Légionelles : les habitants de Beauregard à Laval privés de douche depuis trois mois

le 4 avril 2019

Trois mois, et combien encore ? Certains résidents, privés de douche depuis fin décembre, réclament d’urgence le calendrier des travaux. Problème : d’après le syndic de copropriété, il est encore difficile de définir des échéances car la procédure est longue et technique.

Légionelles : les habitants de Beauregard à Laval privés de douche depuis trois mois

Dans chaque bâtiment de la résidence Beauregard à Laval, un affichage interdit depuis fin décembre l’utilisation d’eau chaude pour se laver. © Radio France – Victoria Koussa

Plus de 90 jours sans douche. Depuis fin décembre dernier, des centaines d’habitants de la résidence Beauregard à Laval (Mayenne) ont l’interdiction de se laver à l’eau chaude, après la découverte d’un taux anormal de légionelles dans les canalisations, pouvant provoquer des infections pulmonaires. L’attente s’ajoute à leur peine puisqu’ils ne connaissent toujours pas la date du début des travaux de remise aux normes des canalisations. De son côté, Citya, le syndic de copropriété, assure que la tâche n’est pas simple car la procédure est complexe.

Trois mois de système D

« Chez un ami », « à la piscine », « au gant de toilette ». Certains habitants développent des astuces pour se laver tant bien que mal au quotidien. « Je vais deux fois par semaine à l’extérieur, ce qui me permet de prendre deux douches », assure Robert. Ce retraité de 85 ans a du mal à se mouvoir et doit pourtant fournir l’effort de se déplacer plusieurs fois par semaine pour rester propre.

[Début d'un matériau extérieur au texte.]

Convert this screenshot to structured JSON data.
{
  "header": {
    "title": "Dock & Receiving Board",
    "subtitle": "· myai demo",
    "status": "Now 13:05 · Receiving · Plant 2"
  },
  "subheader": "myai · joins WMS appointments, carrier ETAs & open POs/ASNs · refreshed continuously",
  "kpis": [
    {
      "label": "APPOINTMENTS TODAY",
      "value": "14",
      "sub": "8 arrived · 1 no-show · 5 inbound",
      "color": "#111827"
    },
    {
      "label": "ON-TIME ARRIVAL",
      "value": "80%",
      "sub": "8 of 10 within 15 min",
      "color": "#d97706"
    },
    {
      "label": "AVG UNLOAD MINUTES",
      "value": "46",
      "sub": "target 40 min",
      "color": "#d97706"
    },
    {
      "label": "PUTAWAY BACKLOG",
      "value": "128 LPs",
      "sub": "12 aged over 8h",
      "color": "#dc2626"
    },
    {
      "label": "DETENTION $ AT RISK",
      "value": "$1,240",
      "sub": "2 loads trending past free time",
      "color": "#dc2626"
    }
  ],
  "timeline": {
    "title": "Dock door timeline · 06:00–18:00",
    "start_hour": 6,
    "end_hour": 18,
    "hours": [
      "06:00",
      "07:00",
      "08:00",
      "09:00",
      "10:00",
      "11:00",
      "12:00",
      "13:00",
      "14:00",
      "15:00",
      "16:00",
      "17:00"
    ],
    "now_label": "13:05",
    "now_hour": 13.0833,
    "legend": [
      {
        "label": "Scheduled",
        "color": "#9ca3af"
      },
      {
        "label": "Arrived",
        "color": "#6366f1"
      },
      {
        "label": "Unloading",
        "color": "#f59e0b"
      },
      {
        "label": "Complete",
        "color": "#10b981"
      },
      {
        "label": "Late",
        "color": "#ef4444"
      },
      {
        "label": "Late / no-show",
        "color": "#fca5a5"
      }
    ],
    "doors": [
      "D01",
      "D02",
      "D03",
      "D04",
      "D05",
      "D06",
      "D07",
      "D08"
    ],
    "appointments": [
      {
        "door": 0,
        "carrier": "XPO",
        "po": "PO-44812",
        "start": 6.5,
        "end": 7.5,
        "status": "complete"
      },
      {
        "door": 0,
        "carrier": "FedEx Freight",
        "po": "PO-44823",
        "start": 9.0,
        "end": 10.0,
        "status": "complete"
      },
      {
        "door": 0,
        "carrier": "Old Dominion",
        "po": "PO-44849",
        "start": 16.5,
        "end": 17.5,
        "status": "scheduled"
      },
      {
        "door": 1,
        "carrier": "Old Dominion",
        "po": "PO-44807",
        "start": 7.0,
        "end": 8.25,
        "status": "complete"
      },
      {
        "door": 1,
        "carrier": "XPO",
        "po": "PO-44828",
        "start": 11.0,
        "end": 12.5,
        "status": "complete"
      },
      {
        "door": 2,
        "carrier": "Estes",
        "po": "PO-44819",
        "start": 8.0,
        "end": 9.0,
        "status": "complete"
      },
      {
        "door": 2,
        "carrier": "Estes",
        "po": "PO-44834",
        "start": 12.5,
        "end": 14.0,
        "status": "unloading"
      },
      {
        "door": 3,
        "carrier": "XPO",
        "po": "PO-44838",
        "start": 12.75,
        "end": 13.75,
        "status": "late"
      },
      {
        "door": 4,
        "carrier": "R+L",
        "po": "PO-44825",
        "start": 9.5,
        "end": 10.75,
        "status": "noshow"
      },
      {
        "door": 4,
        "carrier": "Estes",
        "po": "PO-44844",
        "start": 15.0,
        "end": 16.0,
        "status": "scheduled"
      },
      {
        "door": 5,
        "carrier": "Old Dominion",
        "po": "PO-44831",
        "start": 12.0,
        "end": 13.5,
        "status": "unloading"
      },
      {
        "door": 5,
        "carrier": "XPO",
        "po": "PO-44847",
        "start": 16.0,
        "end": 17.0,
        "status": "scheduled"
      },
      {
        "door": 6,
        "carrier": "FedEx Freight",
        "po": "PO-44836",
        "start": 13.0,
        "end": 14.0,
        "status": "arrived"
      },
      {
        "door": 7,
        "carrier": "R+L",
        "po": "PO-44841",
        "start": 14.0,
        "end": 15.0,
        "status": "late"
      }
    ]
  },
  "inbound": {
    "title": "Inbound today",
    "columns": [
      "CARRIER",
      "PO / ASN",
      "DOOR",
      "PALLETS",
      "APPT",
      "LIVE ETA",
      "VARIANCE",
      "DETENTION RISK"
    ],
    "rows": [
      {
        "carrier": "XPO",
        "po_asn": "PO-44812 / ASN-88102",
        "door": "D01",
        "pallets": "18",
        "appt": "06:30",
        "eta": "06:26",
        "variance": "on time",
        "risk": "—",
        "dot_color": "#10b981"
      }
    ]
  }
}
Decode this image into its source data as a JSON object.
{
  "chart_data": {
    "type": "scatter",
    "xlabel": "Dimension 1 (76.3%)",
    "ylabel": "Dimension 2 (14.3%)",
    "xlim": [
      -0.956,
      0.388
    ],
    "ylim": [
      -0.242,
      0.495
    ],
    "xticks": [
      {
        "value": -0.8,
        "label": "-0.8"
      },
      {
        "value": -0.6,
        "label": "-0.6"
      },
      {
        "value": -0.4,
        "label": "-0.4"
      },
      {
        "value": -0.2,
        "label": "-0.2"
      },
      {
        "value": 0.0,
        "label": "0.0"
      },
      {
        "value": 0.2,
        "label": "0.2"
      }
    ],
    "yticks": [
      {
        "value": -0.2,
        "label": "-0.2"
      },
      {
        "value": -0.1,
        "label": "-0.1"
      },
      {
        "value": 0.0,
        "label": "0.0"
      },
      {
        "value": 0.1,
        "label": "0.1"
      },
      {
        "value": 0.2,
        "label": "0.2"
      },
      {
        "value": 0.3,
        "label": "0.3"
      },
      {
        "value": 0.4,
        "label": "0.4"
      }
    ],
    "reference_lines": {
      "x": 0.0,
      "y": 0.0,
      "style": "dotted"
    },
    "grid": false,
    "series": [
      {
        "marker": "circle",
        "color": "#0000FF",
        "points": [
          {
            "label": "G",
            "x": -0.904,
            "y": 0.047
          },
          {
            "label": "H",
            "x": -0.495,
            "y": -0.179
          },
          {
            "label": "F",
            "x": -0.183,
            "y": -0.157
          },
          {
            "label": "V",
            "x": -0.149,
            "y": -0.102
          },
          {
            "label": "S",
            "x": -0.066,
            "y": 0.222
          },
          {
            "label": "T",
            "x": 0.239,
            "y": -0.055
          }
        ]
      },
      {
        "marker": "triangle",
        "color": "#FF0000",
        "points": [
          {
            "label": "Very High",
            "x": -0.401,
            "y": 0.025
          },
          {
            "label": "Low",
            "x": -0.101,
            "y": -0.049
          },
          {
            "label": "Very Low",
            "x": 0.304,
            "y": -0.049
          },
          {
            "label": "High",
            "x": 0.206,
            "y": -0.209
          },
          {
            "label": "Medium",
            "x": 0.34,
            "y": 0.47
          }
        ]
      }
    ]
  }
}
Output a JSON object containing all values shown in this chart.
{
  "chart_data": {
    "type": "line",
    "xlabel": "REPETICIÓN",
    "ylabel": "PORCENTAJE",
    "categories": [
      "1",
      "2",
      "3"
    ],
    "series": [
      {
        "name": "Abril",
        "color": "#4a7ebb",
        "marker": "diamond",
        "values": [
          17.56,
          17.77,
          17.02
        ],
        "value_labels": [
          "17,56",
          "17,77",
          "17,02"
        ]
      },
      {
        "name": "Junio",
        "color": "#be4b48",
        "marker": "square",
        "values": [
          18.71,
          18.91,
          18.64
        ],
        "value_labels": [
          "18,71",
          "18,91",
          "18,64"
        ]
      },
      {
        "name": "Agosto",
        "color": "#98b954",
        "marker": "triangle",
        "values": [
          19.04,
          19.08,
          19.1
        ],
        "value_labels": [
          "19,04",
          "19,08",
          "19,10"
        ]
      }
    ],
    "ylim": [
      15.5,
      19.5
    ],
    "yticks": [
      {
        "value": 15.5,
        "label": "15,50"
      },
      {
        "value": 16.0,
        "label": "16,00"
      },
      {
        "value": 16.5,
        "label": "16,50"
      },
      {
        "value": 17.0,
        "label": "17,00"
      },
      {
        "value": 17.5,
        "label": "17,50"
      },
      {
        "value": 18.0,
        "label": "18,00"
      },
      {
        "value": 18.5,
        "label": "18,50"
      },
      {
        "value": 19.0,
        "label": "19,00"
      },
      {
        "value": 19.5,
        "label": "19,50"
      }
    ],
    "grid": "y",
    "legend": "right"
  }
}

Dans le bâtiment d’en face, Marie, jeune propriétaire d’un appartement, se lave même « à l’ancienne », avec un « gant de toilette dans la baignoire », ou se rince les cheveux à l’eau froide. Elle n’en peut plus : « Ça commence à être pesant, il y a une espèce de psychose qui se met en place puisque du coup, on ne sait même plus si l’on peut consommer l’eau pour la cuisine, pour faire son café, pour la boire ».

Pourtant, Citya, le gérant de la copropriété, assure qu’il n’y a aucun danger avec l’eau froide car ce n’est pas le même réseau, que l’achat de filtres a été proposé aux résidents (au prix de plusieurs dizaines d’euros par mois, à leur charge, car Citya ne gère que les parties communes) pour continuer à se doucher à l’eau chaude, et que le chlorage dans le réseau d’eau a réduit drastiquement les risques.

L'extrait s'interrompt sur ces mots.